Domesticity and I parted ways decades ago - it went its way and I went mine and we haven't crossed paths since - but every now and again, I think of it with a little fondness. Well....almost.
Tradition decreed marriage and family for a girl child. I knew this from an early age but while I thought marriage might be acceptable, I had no illusions about children - I knew as surely as I knew anything that I didn't want them - the idea of childbirth was bad enough but the prospect of a lifetime of responsibility and nurturing was paralyzing. I refused to even consider the thought of such a burden and though I sometimes wondered if there was some integral missing motherhood link in my genetic makeup, I had no regrets. I felt the same about cooking and sewing, coffee klatches and dinner parties and cleaning house in a cute little number with heels and hose and pearls. Self sacrifice just wasn't my strong suit.

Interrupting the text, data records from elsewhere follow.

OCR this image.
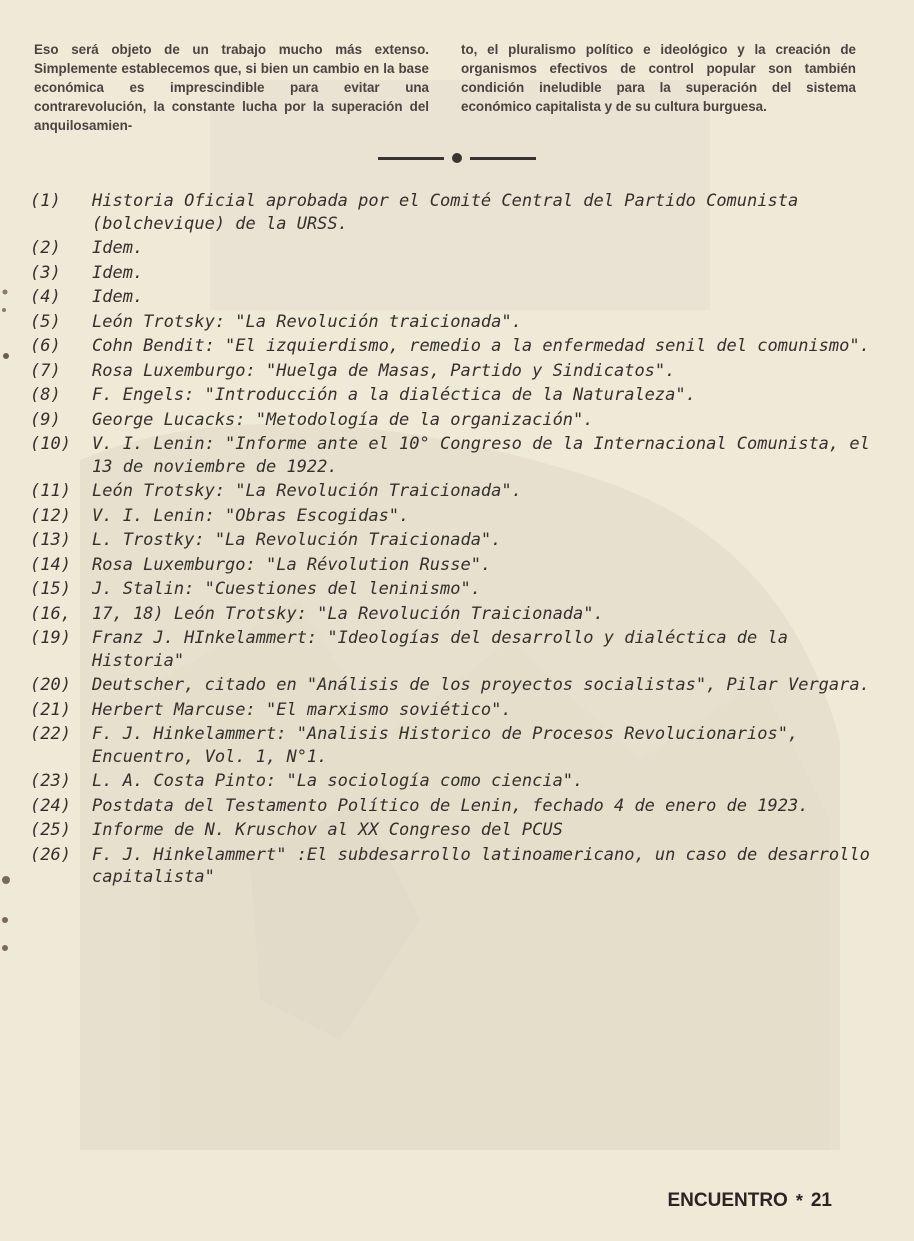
Eso será objeto de un trabajo mucho más extenso. Simplemente establecemos que, si bien un cambio en la base económica es imprescindible para evitar una contrarevolución, la constante lucha por la superación del anquilosamien-

to, el pluralismo político e ideológico y la creación de organismos efectivos de control popular son también condición ineludible para la superación del sistema económico capitalista y de su cultura burguesa.

(1)	Historia Oficial aprobada por el Comité Central del Partido Comunista (bolchevique) de la URSS.
(2)	Idem.
(3)	Idem.
(4)	Idem.
(5)	León Trotsky: "La Revolución traicionada".
(6)	Cohn Bendit: "El izquierdismo, remedio a la enfermedad senil del comunismo".
(7)	Rosa Luxemburgo: "Huelga de Masas, Partido y Sindicatos".
(8)	F. Engels: "Introducción a la dialéctica de la Naturaleza".
(9)	George Lucacks: "Metodología de la organización".
(10)	V. I. Lenin: "Informe ante el 10° Congreso de la Internacional Comunista, el 13 de noviembre de 1922.
(11)	León Trotsky: "La Revolución Traicionada".
(12)	V. I. Lenin: "Obras Escogidas".
(13)	L. Trostky: "La Revolución Traicionada".
(14)	Rosa Luxemburgo: "La Révolution Russe".
(15)	J. Stalin: "Cuestiones del leninismo".
(16,	17, 18) León Trotsky: "La Revolución Traicionada".
(19)	Franz J. HInkelammert: "Ideologías del desarrollo y dialéctica de la Historia"
(20)	Deutscher, citado en "Análisis de los proyectos socialistas", Pilar Vergara.
(21)	Herbert Marcuse: "El marxismo soviético".
(22)	F. J. Hinkelammert: "Analisis Historico de Procesos Revolucionarios", Encuentro, Vol. 1, N°1.
(23)	L. A. Costa Pinto: "La sociología como ciencia".
(24)	Postdata del Testamento Político de Lenin, fechado 4 de enero de 1923.
(25)	Informe de N. Kruschov al XX Congreso del PCUS
(26)	F. J. Hinkelammert" :El subdesarrollo latinoamericano, un caso de desarrollo capitalista"
ENCUENTRO * 21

Junior high school did not share this attitude, however, and come 7th grade I was forced into a home economics class - one year of learning to make a baked apple, one year of learning to make an apron. The oven and the sewing machine became my instant enemies and the class only reinforced my conviction that women were silly, trivial creatures with the instincts of sheep. My repeated requests to transfer to the shop class were denied with appalled looks and while the apple turned out to be passable enough, on the last day of school I tossed the apron into the first trash can I came to. Oddly enough I still remember it - red and gray, the school colors - with trimmed pockets and ribbon edging.

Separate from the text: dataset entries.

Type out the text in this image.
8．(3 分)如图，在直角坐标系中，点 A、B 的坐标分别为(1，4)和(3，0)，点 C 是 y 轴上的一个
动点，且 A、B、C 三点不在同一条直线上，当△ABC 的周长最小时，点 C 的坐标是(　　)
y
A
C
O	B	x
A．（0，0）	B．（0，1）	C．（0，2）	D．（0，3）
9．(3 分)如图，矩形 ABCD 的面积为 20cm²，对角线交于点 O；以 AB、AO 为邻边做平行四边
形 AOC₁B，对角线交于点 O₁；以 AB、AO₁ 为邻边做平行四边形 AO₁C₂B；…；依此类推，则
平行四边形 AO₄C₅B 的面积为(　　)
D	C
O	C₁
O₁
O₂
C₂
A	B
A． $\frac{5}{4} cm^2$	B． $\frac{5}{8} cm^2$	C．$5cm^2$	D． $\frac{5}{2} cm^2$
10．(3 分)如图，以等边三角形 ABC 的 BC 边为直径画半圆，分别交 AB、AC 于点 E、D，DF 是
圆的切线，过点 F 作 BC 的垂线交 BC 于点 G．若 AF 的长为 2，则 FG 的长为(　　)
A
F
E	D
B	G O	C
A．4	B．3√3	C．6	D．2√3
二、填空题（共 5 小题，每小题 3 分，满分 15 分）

The inevitable results of my disdain for the domestic life - being unable to sew on a button, barely able to boil water - don't trouble me all that much. The ancient oven in the kitchen gave up the ghost months ago and I didn't see the point in having it repaired or replaced. Any matched pieces of leftover revere ware are purely accidental. I doubt I could put together a full place setting using the same silverware and there's a drawer in the dining room filled with table linens, price tags still attached. It just goes to show how we change, how the things that are important to us change, how we trick ourselves with possessions and material things. I console myself with a simple fact - if I'd had children, they might be as dust covered and neglected and useless as aprons and baked apples. Unless the old cycle of life thing kicked in and then they might very well have become the height of domestic engineers. I've often thought that somehow children grow up hungry for what they don't have - raised in a rigid religious home, they become devoted atheists, raised to be neat freaks, they celebrate disorder - until their children come along and the whole process reverses itself.
Who can tell where aprons and baked apples will lead.